The threshold-based segmentation method holds a significant position in traditional image segmentation techniques due to its simplicity, high efficiency, and broad applicability. This method categorizes images into two main categories: single-threshold and multi-threshold, based on the number of selected thresholds
[3]. Compared to single-threshold segmentation, multi-threshold segmentation is more suitable for processing color images that are rich in information. However, as the number of thresholds increases, the computational load of traditional enumeration methods escalates rapidly, lengthening the segmentation time and potentially compromising result accuracy. Therefore, improving the efficiency and accuracy of multi-threshold segmentation is an important research direction. In recent years, the development of intelligent optimization algorithms has provided new pathways to address this issue. Researchers have explored integrating swarm intelligence optimization algorithms with traditional multi-threshold segmentation techniques to reduce computational complexity. Lü et al.

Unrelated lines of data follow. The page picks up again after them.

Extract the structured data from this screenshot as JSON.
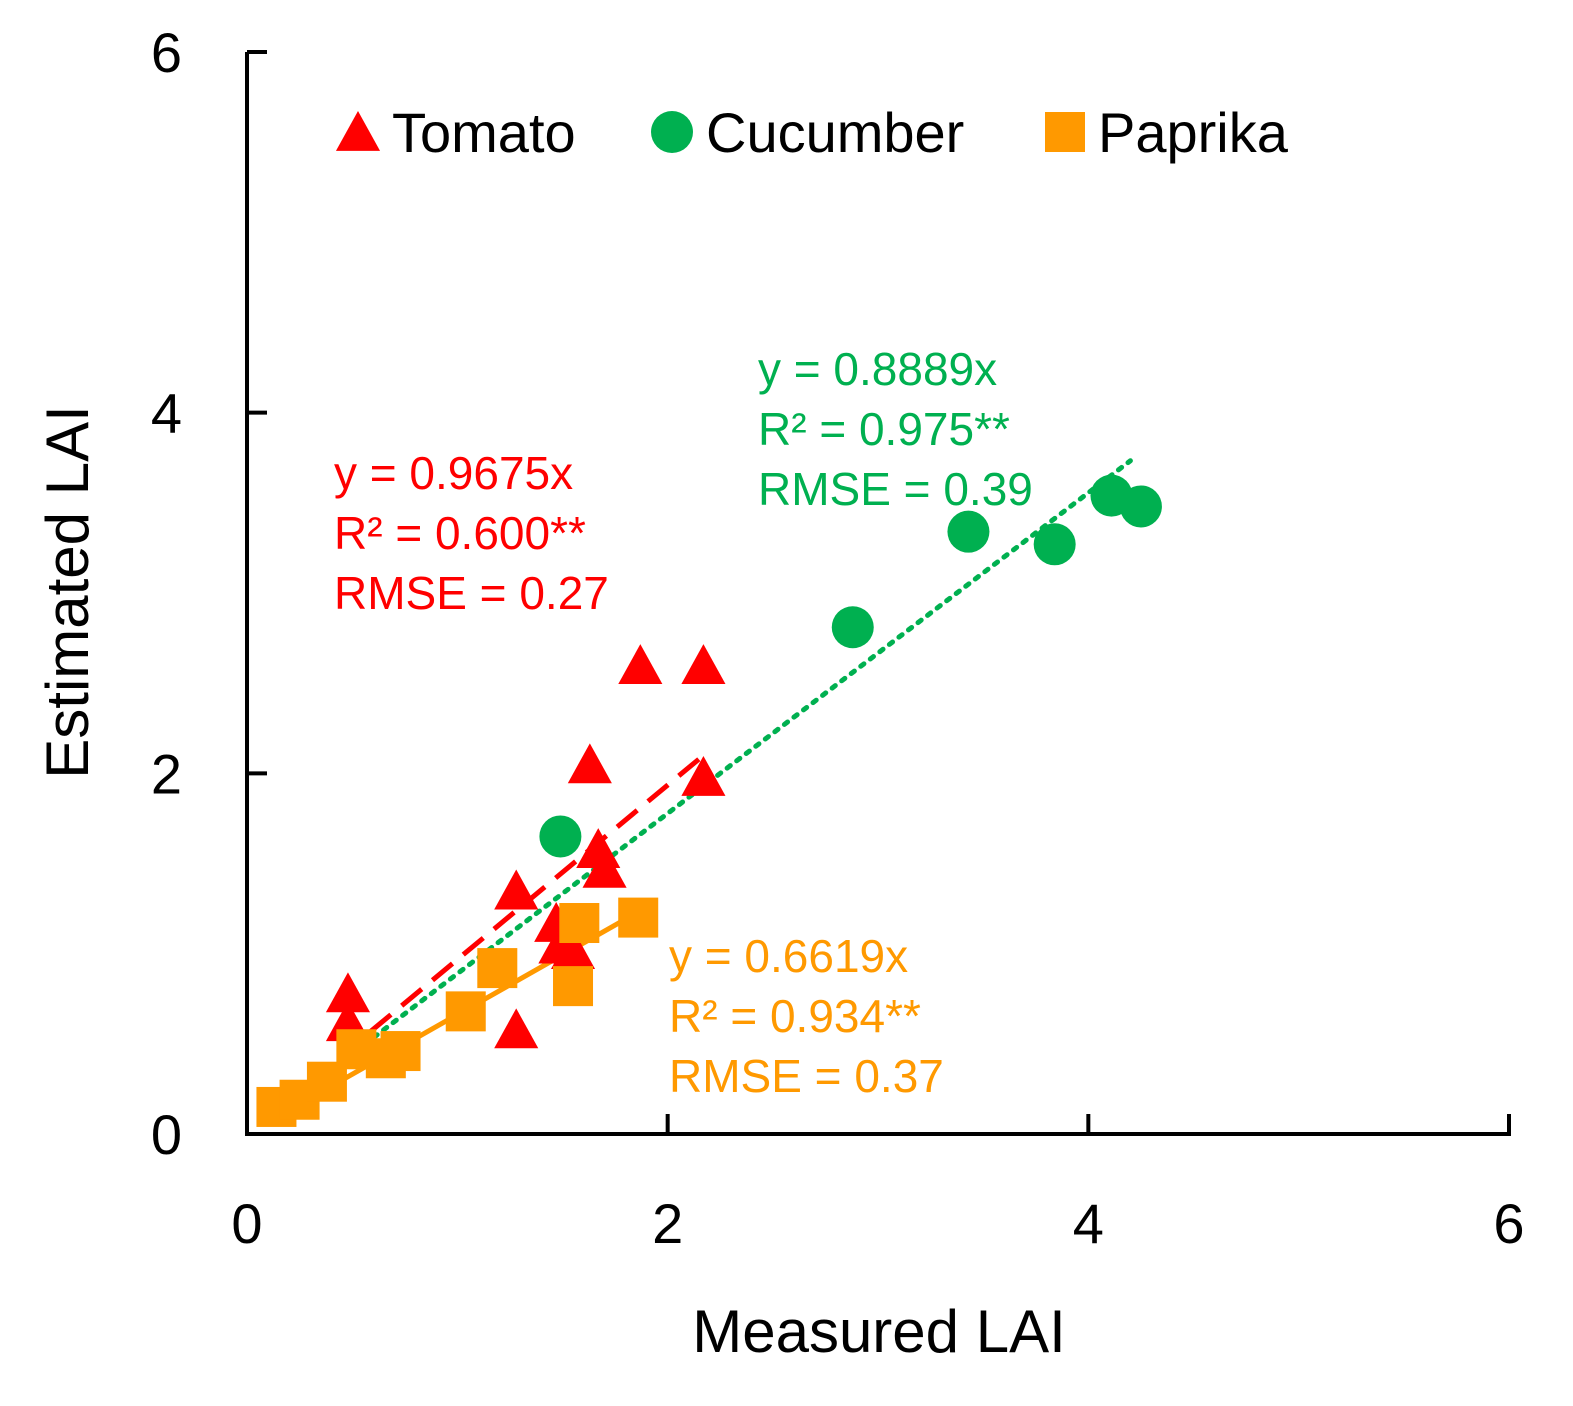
{
  "chart_data": {
    "type": "scatter",
    "title": "",
    "xlabel": "Measured LAI",
    "ylabel": "Estimated LAI",
    "xlim": [
      0,
      6
    ],
    "ylim": [
      0,
      6
    ],
    "xticks": [
      "0",
      "2",
      "4",
      "6"
    ],
    "yticks": [
      "0",
      "2",
      "4",
      "6"
    ],
    "legend": {
      "placement": "top"
    },
    "series": [
      {
        "name": "Tomato",
        "marker": "triangle",
        "color": "#ff0000",
        "line_style": "dashed",
        "fit_slope": 0.9675,
        "fit_x_range": [
          0.15,
          2.15
        ],
        "annotation": [
          "y = 0.9675x",
          "R² = 0.600**",
          "RMSE = 0.27"
        ],
        "points": [
          [
            0.48,
            0.78
          ],
          [
            0.48,
            0.62
          ],
          [
            1.28,
            1.35
          ],
          [
            1.28,
            0.58
          ],
          [
            1.47,
            1.17
          ],
          [
            1.49,
            1.05
          ],
          [
            1.55,
            1.02
          ],
          [
            1.63,
            2.05
          ],
          [
            1.67,
            1.58
          ],
          [
            1.7,
            1.47
          ],
          [
            1.87,
            2.6
          ],
          [
            2.17,
            2.6
          ],
          [
            2.17,
            1.98
          ]
        ]
      },
      {
        "name": "Cucumber",
        "marker": "circle",
        "color": "#00b050",
        "line_style": "dotted",
        "fit_slope": 0.8889,
        "fit_x_range": [
          0.15,
          4.2
        ],
        "annotation": [
          "y = 0.8889x",
          "R² = 0.975**",
          "RMSE = 0.39"
        ],
        "points": [
          [
            1.49,
            1.65
          ],
          [
            2.88,
            2.81
          ],
          [
            3.43,
            3.34
          ],
          [
            3.84,
            3.27
          ],
          [
            4.11,
            3.54
          ],
          [
            4.25,
            3.48
          ]
        ]
      },
      {
        "name": "Paprika",
        "marker": "square",
        "color": "#ff9900",
        "line_style": "solid",
        "fit_slope": 0.6619,
        "fit_x_range": [
          0.15,
          1.85
        ],
        "annotation": [
          "y = 0.6619x",
          "R² = 0.934**",
          "RMSE = 0.37"
        ],
        "points": [
          [
            0.14,
            0.15
          ],
          [
            0.25,
            0.19
          ],
          [
            0.38,
            0.29
          ],
          [
            0.52,
            0.47
          ],
          [
            0.66,
            0.42
          ],
          [
            0.73,
            0.46
          ],
          [
            1.04,
            0.68
          ],
          [
            1.19,
            0.92
          ],
          [
            1.55,
            0.82
          ],
          [
            1.58,
            1.17
          ],
          [
            1.86,
            1.2
          ]
        ]
      }
    ]
  }
}
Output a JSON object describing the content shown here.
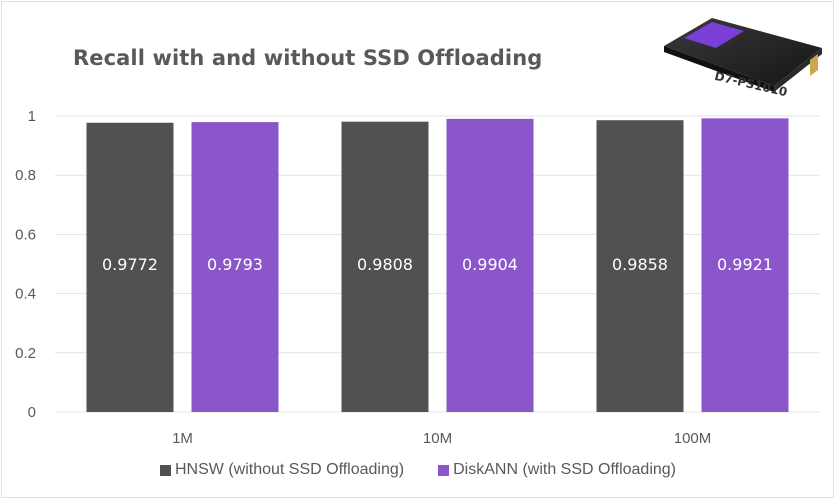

[4] improved the position update strategies for explorers and followers in SSA, proposed an improved SSA that integrates bird flocking behavior optimization. The results show that this algorithm significantly enhanced speed, stability, and optimization accuracy in multi-threshold image segmentation. Zhao et al.
[5] combined piecewise linear chaotic mapping and the firefly algorithm (FA) to improve the SSA, enhancing its ability to explore global optimal solutions. This improved algorithm is employed to optimize a backpropagation (BP) neural network model, successfully predicting PM2. 5 concentrations in Xi'an. Jia et al.
[6] applied the emerging grasshopper optimization algorithm (GOA) to image segmentation, demonstrating that this algorithm not only increased computational speed but also improved segmentation quality. Gao et al.
[7] optimized the artificial bee colony (ABC) algorithm by adjusting adaptive parameters to automatically regulate the individuals' search steps. This improvement effectively addresses the high computational load and low efficiency of the original algorithm while boosting segmentation accuracy and convergence speed. Liu et al.
[8] proposed an improved firefly algorithm (IFA) based on adaptive parameter control, addressing the issues of premature convergence and oscillation in traditional algorithms. They applied it to optimize the maximum entropy image segmentation algorithm,enhancing the accuracy and efficiency of image segmentation. Mishra et al.
[9] proposed a multi-threshold image segmentation method based on WOA and social group optimization for brain magnetic resonance imaging (MRI) image segmentation, using Kapur's entropy as the objective function. The study indicated that this method outperformed particle swarm optimization (PSO)
[10] and genetic algorithm (GA)
[11] in robustness, fast convergence, and practical applicability. Experiments also point out that the segmentation method based on Otsu's method has a faster convergence speed compared to the one based on Kapur's entropy. Xue et al.
[12] proposed the SSA, a new swarm intelligence optimization algorithm inspired by the foraging and anti-predation behaviors of sparrows. Compared to methods like PSO and GWO
[13], SSA exhibits superior optimization performance. However, it has a longer runtime and occasionally became trapped in local optima. To address these shortcomings of the SSA, ISSA was proposed in this paper.